Move to have jail order dissolved fails
Published 6:03 pm Wednesday, March 19, 2014
A second attempt to have the Beaufort County Board of Commissioners request that a court order regarding the county’s jail failed during the board’s last regular meeting.
As he did earlier this year, Commissioner Hood Richardson made a motion to ask Superior Court Judge Wayland Sermons Jr. to dissolve his order regarding a new jail in the county. The motion failed by a 4-3 vote. Voting against it were board Chairman Jerry Langley and commissioners Al Klemm, Ed Booth and Robert Belcher. Voting for the motion were Richardson and commissioners Stan Deatherage and Gary Brinn.
Before the vote, Richardson accused Sermons and some commissioners of working together to push the building of a new jail.
“The only reason this order is out is collusion between Judge Sermons and the people here on this county Board of Commissioners to get a jail because when that order is dissolved, they have lost the only argument they have as to why we have to have a new jail. Judge Sermons is trying to ingratiate his reputation and his resume at the expense of Beaufort County by being the first judge in the state to overcome the state law and set the precedent that the judge can build a jail. Right now, he can’t do it,” Richardson said.
Richardson has argued the existing jail meets state jail guidelines and still has a useful life.
“We have letters from the state to prove that. There are no defects in the jail that we have,” Richardson said at the board’s March 10 meeting.

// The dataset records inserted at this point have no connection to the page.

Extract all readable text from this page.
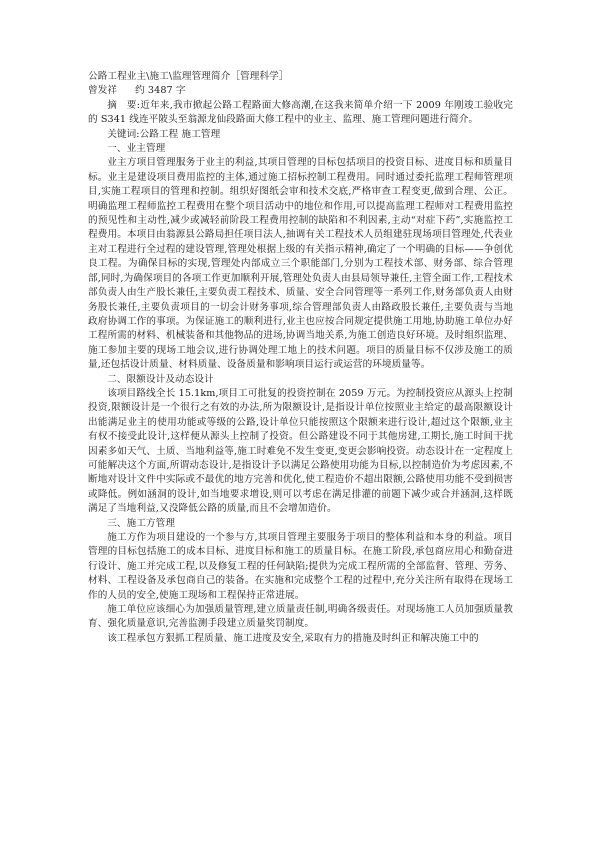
公路工程业主\施工\监理管理简介［管理科学］
曾发祥 约 3487 字
摘　要:近年来,我市掀起公路工程路面大修高潮,在这我来简单介绍一下 2009 年刚竣工验收完的 S341 线连平陂头至翁源龙仙段路面大修工程中的业主、监理、施工管理问题进行简介。
关键词:公路工程 施工管理
一、业主管理

业主方项目管理服务于业主的利益,其项目管理的目标包括项目的投资目标、进度目标和质量目标。业主是建设项目费用监控的主体,通过施工招标控制工程费用。同时通过委托监理工程师管理项目,实施工程项目的管理和控制。组织好图纸会审和技术交底,严格审查工程变更,做到合理、公正。明确监理工程师监控工程费用在整个项目活动中的地位和作用,可以提高监理工程师对工程费用监控的预见性和主动性,减少或减轻前阶段工程费用控制的缺陷和不利因素,主动“对症下药”,实施监控工程费用。本项目由翁源县公路局担任项目法人,抽调有关工程技术人员组建驻现场项目管理处,代表业主对工程进行全过程的建设管理,管理处根据上级的有关指示精神,确定了一个明确的目标——争创优良工程。为确保目标的实现,管理处内部成立三个职能部门,分别为工程技术部、财务部、综合管理部,同时,为确保项目的各项工作更加顺利开展,管理处负责人由县局领导兼任,主管全面工作,工程技术部负责人由生产股长兼任,主要负责工程技术、质量、安全合同管理等一系列工作,财务部负责人由财务股长兼任,主要负责项目的一切会计财务事项,综合管理部负责人由路政股长兼任,主要负责与当地政府协调工作的事项。为保证施工的顺利进行,业主也应按合同规定提供施工用地,协助施工单位办好工程所需的材料、机械装备和其他物品的进场,协调当地关系,为施工创造良好环境。及时组织监理、施工参加主要的现场工地会议,进行协调处理工地上的技术问题。项目的质量目标不仅涉及施工的质量,还包括设计质量、材料质量、设备质量和影响项目运行或运营的环境质量等。

二、限额设计及动态设计

该项目路线全长 15.1km,项目工可批复的投资控制在 2059 万元。为控制投资应从源头上控制投资,限额设计是一个很行之有效的办法,所为限额设计,是指设计单位按照业主给定的最高限额设计出能满足业主的使用功能或等级的公路,设计单位只能按照这个限额来进行设计,超过这个限额,业主有权不接受此设计,这样便从源头上控制了投资。但公路建设不同于其他房建,工期长,施工时间干扰因素多如天气、土质、当地利益等,施工时难免不发生变更,变更会影响投资。动态设计在一定程度上可能解决这个方面,所谓动态设计,是指设计予以满足公路使用功能为目标,以控制造价为考虑因素,不断地对设计文件中实际或不最优的地方完善和优化,使工程造价不超出限额,公路使用功能不受到损害或降低。例如涵洞的设计,如当地要求增设,则可以考虑在满足排灌的前题下减少或合并涵洞,这样既满足了当地利益,又没降低公路的质量,而且不会增加造价。

三、施工方管理

施工方作为项目建设的一个参与方,其项目管理主要服务于项目的整体利益和本身的利益。项目管理的目标包括施工的成本目标、进度目标和施工的质量目标。在施工阶段,承包商应用心和勤奋进行设计、施工并完成工程,以及修复工程的任何缺陷;提供为完成工程所需的全部监督、管理、劳务、材料、工程设备及承包商自己的装备。在实施和完成整个工程的过程中,充分关注所有取得在现场工作的人员的安全,使施工现场和工程保持正常进展。

施工单位应该细心为加强质量管理,建立质量责任制,明确各级责任。对现场施工人员加强质量教育、强化质量意识,完善监测手段建立质量奖罚制度。

该工程承包方狠抓工程质量、施工进度及安全,采取有力的措施及时纠正和解决施工中的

That’s partly why he wants Sermons, the resident Superior Court judge in the 2nd Judicial District, to dissolve the order he issued in September in the wake of the jail being evacuated for safety reasons after several problems, including power outages, hit the jail in June of last year. The jail reopened Sept. 13 of last year and began housing inmates again. Along with issuing an order reopening the jail, Sermons also ordered, “That the Board of Commissioners shall continue to plan and design a county jail that meets the minimum standards in the State of North Carolina. That such planning and construction shall proceed in as timely a manner as possible given the time restraints of architectural service, financing, and construction times.”
Sermons further required the Board of Commissioners to submit a written progress report on the new jail before each administrative session of Beaufort County Criminal Superior Court. That order included a list of those dates.
Some commissioners, especially Richardson, took exception to Sermons’ order regarding the building of a new jail.